Yüzyıllarca Osmanlı fütühâtının en dinamik gücü olan Yeniçeriler, sulh zamanlarında saray siyasetinin, yani bürokrat paşaların, yani siyâsetin elinde oyuncağa dönmüşlerdir.

Hoşafın içindeki yağ tabakasına kazan kaldıran yeniçeri, gün gelir, kazan kaldırdıkları hoşafın yağı temizlendiğinde bir paşanın saraydaki menfaatleri uğruna bu sefer hoşafın yağı kesildi diye kazan kaldırdığını bilmez bile. Nihâyetinde kazanı devirir ve soluğu sarayın yüksek duvarlarının dibinde alır. Beklediği bir başka paşanın ayaklarının ucuna yuvarlanan kellesidir; paşanın kellesi atılmazsa sarayın içinden, gidecek olan kendi kellesidir yeniçerinin.

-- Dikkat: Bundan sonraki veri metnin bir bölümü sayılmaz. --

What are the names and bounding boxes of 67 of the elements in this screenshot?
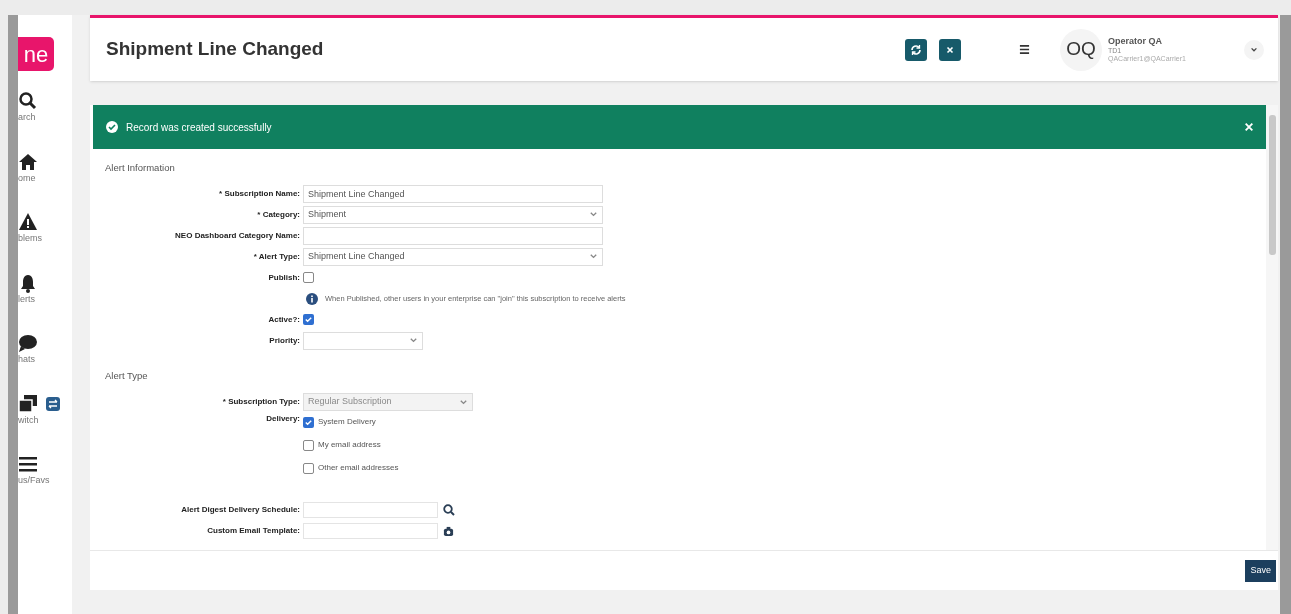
check-circle-icon (106, 121, 118, 133)
dropdown[interactable]: Shipment (303, 205, 603, 224)
checkbox[interactable] (303, 272, 314, 284)
save-button[interactable]: Save (1245, 559, 1276, 582)
info-icon (306, 292, 318, 305)
field-label: * Subscription Type: (221, 396, 301, 408)
field-label: NEO Dashboard Category Name: (174, 229, 301, 242)
sidebar-item[interactable]: hats (18, 333, 60, 367)
text-field[interactable] (303, 226, 603, 245)
lookup-field[interactable] (303, 523, 438, 539)
scrollbar[interactable] (1266, 105, 1278, 550)
avatar[interactable]: OQ (1060, 28, 1102, 71)
user-menu-button[interactable] (1244, 39, 1264, 60)
menu-icon[interactable] (1019, 44, 1030, 55)
sidebar-item[interactable]: arch (18, 91, 60, 125)
banner-message: Record was created successfully (126, 120, 272, 135)
field-label: Custom Email Template: (206, 525, 301, 537)
sidebar-item[interactable]: us/Favs (18, 454, 60, 488)
lookup-field[interactable] (303, 502, 438, 518)
camera-icon[interactable] (443, 525, 454, 537)
sidebar-label: ome (18, 171, 36, 185)
menu-icon (18, 454, 38, 474)
close-icon[interactable] (1244, 122, 1254, 132)
sidebar-item[interactable]: witch (18, 393, 60, 427)
chat-icon (18, 333, 38, 353)
text-field[interactable]: Shipment Line Changed (303, 184, 603, 203)
field-label: * Category: (256, 208, 301, 221)
chevron-down-icon (1250, 45, 1258, 54)
close-icon (945, 44, 955, 55)
sidebar-item[interactable]: lerts (18, 272, 60, 306)
field-label: * Subscription Name: (218, 187, 301, 200)
logo[interactable]: ne (18, 37, 54, 71)
refresh-icon (910, 43, 922, 56)
option-label: My email address (318, 439, 381, 451)
sidebar-label: blems (18, 232, 42, 245)
checkbox[interactable] (303, 462, 314, 474)
checkbox[interactable] (303, 314, 314, 326)
field-label: Priority: (268, 334, 301, 347)
section-title: Alert Information (105, 161, 176, 175)
field-label: Active?: (267, 313, 301, 326)
section-title: Alert Type (105, 369, 149, 384)
sidebar-label: us/Favs (18, 474, 50, 487)
search-icon[interactable] (443, 504, 455, 516)
checkbox[interactable] (303, 439, 314, 451)
page-title: Shipment Line Changed (106, 37, 324, 62)
refresh-button[interactable] (905, 38, 927, 61)
user-name: Operator QA (1108, 36, 1163, 47)
checkbox[interactable] (303, 416, 314, 428)
switch-icon (46, 396, 60, 411)
sidebar-label: hats (18, 353, 35, 366)
bell-icon (18, 272, 38, 293)
sidebar-label: arch (18, 111, 36, 124)
field-label: * Alert Type: (252, 250, 301, 263)
sidebar-item[interactable]: blems (18, 212, 60, 246)
dropdown[interactable]: Shipment Line Changed (303, 247, 603, 266)
option-label: System Delivery (318, 416, 376, 428)
search-icon (18, 91, 38, 111)
sidebar-label: witch (18, 413, 39, 427)
field-label: Alert Digest Delivery Schedule: (180, 504, 301, 516)
chevron-down-icon (459, 397, 468, 407)
sidebar-label: lerts (18, 292, 35, 306)
sidebar-item[interactable]: ome (18, 151, 60, 185)
option-label: Other email addresses (318, 462, 399, 474)
field-label: Delivery: (265, 412, 301, 425)
close-button[interactable] (939, 38, 961, 61)
home-icon (18, 151, 38, 172)
field-label: Publish: (267, 271, 301, 284)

Bu riski üstlenir, çünkü askerdir ve askerce yapar hamlelerini, çünkü siyâsetin yakın uzak hedeflerini ve araçlarını bilmez. Değil mi ki, fetih onların pazuları sâyesindedir, kendileri olmasa devletlû ve siyâsetçi takımı saraylarında oturan işe yaramaz tâifesidir, o zaman bedelini her istedikleri zaman alabilmelidir, yani kazanı her devirdiklerinde istedikleri kelle ayaklarının dibine yuvarlanmalıdır. Seleflerinin aldıkları kelleler, onların alacakları kellelerin teminatlarıdır ne de olsa…

Bugün…

Yeniçerinin gözü yine hoşafı boşaltan kepçede, yağı kesilmiş mi kesilmemiş mi diye bakıyor, kazanı devirdi devirecek, ya kesildi diye devirecek, ya da kesilmedi diye…

Oysa henüz hoşafın şekeri bile erimedi…

Hoşafın 'İYİ' olup olmadığını pek düşünmüyor, çünkü düşünmüyor zaten, insiyakleriyle hareket ediyor. Biraz düşünse belki de tam da damak tadına göre bir hoşaf içecek. Çünkü iktidar denilen şeyin ne idüğüne dair bir fikri yok, kendi çevresindeki minik iktidar alanlarını iktidar sanıyor. Çünkü içinde yetiştiği siyâsî gelenek ve iklim ve kurumun hiç iktidar gibi bir hedefi olmadı. Dolayısıyla iktidar olmaya hazır bir zihni yok. Fetih ve iktidar fikri küçük iktidar çevrelerinde ve pazularında saklı ve sınırlı ve tabii kazanı devirdiğinde karşılığını alabileceğine dair sahip olduğu özgüvende…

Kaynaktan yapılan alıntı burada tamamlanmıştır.